Wise words... Thank you man.. Needed to hear this today... Broke up with a woman after a short term relationship, and am looking at myself from a few angles.. "To find balance, we sometimes have to go to extremes".
@CarsTechWood Жыл бұрын
I had to quit a very high paying job because my boss was impossible to work for. I tried everything to make it work. 5 out of 9 on our team also quit within a span of 3 months so it wasn’t just me.
@andrewcoffey4694 Жыл бұрын
Perfect timing in a way. Just a few hours ago I submitted a two-week resignation notice at the “best” job I’ve ever had. Making the leap to a different career field and taking a considerable financial loss during this new beginning. I’ve gone back and forth about the decision for months. I finally came to the realization that my only true concern was the temporary pay cut and that the new career would give me more freedom to spend time with my wife and kids. Thanks for putting this out today, I really needed it.

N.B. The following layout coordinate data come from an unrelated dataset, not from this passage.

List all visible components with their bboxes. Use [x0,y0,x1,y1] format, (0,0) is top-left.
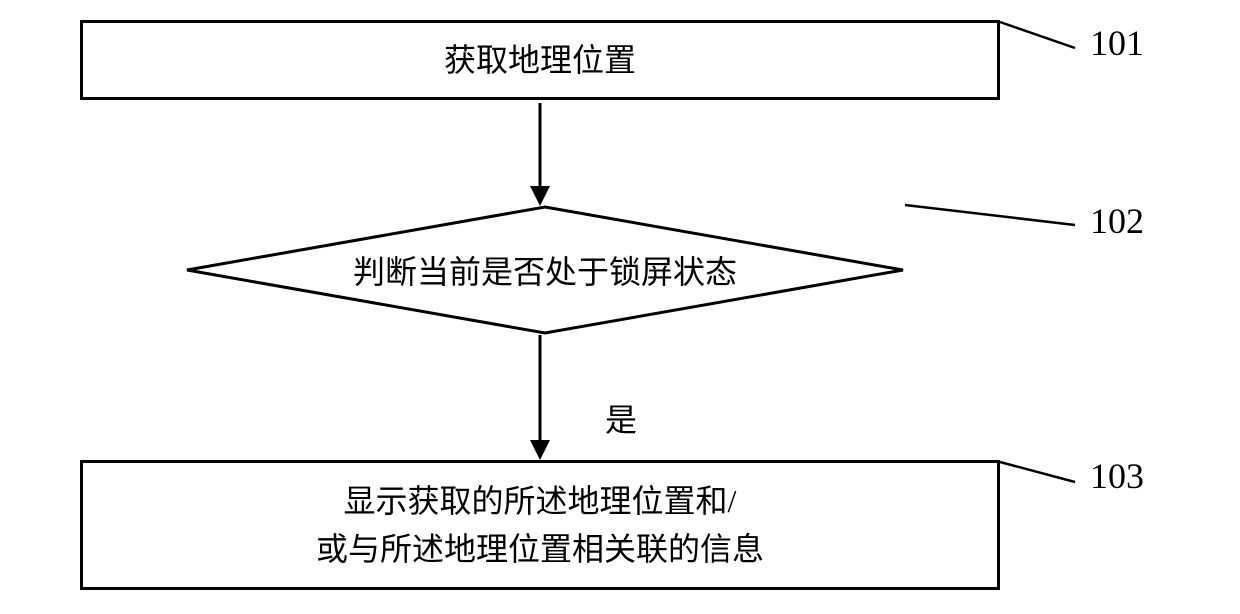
flow-step-3: 显示获取的所述地理位置和/ 或与所述地理位置相关联的信息 [80,460,1000,590]
flow-step-1: 获取地理位置 [80,20,1000,100]
flow-decision-text: 判断当前是否处于锁屏状态 [353,247,737,293]
flow-step-3-label: 103 [1090,455,1144,497]
flow-decision-label: 102 [1090,200,1144,242]
flow-step-3-text: 显示获取的所述地理位置和/ 或与所述地理位置相关联的信息 [304,469,776,581]
flow-step-1-text: 获取地理位置 [432,28,648,92]
flowchart-container: 获取地理位置 101 判断当前是否处于锁屏状态 102 是 显示获取的所述地理位… [0,0,1240,614]
flow-step-1-label: 101 [1090,22,1144,64]
flow-decision: 判断当前是否处于锁屏状态 [185,205,905,335]
edge-label-yes: 是 [605,395,637,441]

@redefiningthemodernman Жыл бұрын
I can relate brother. Just quit my career last month as it was pulling me away from my family and keeping me from creating what I wanted to create in the world and I’m also starting this new journey with half the income. I can’t help but to believe that we are now more in alignment which will open us up for abundance .
@briansalazar7397 Жыл бұрын
Kudos for valuing family first, that’s totally commendable 🙌🙌
@george46light Жыл бұрын
I used to be a lazy slob on welfare. 5 years ago a turnaround started, and I became someone who is almost always busy (work, charity work, sports, studying). I often made 16-18 hour days. Overcompensating for my past, partly. I was wondering how long I could live like that, and what exceeding my limit felt like. In the summer I got tired more quickly. Now I have to call in sick for the 3rd time since September. In my case it wasn't so much the "what" (the "what" is good), but the "how much" that I was wondering about. So now I know what "too much for too long" feels like next time, before I get sick. I hope this little story helps somebody.
@joeydayton8116 Жыл бұрын
This helped me make my mind up about divorce. I needed a push, thanks.
@nikitarees390 Жыл бұрын
Great topic
@terribletimmy2 Жыл бұрын
Really needed this one today. I've been torn between dealing with my job and trusting in myself and quitting to go my own way. I just don't have the skills I need to do it all myself, but I want to gain them and I want to work for myself and shift industries. I'm just apprehensive that I won't be able to do it, but it's making me feel stuck. Went through these 5 questions and it's pretty glaringly obvious that I should get out of here and just do it.
@garycorbett1305 Жыл бұрын
Good advice
@tamravincent5097 Жыл бұрын
I’m a single mom who has a 20 year old son that I’m trying to teach how to do simple construction. He gets frustrated when the project doesn’t go smoothly. He becomes emotionally unregulated and starts cussing at me due to his frustration. I wanted to do this with him to better his self esteem and to build a skill set for working around the house which every adult does but its all I can do to keep pushing him because he is getting abusive. I think if he doesn’t learn to keep going during these bumps in the road he will carry this into his adult life. His meltdowns I think are just a way to get out of the work. What’s your opinion going guys? I don’t want him to grow up too be a quitter nor use this dysfunctional coping skill to quit on a job just because it’s not easy.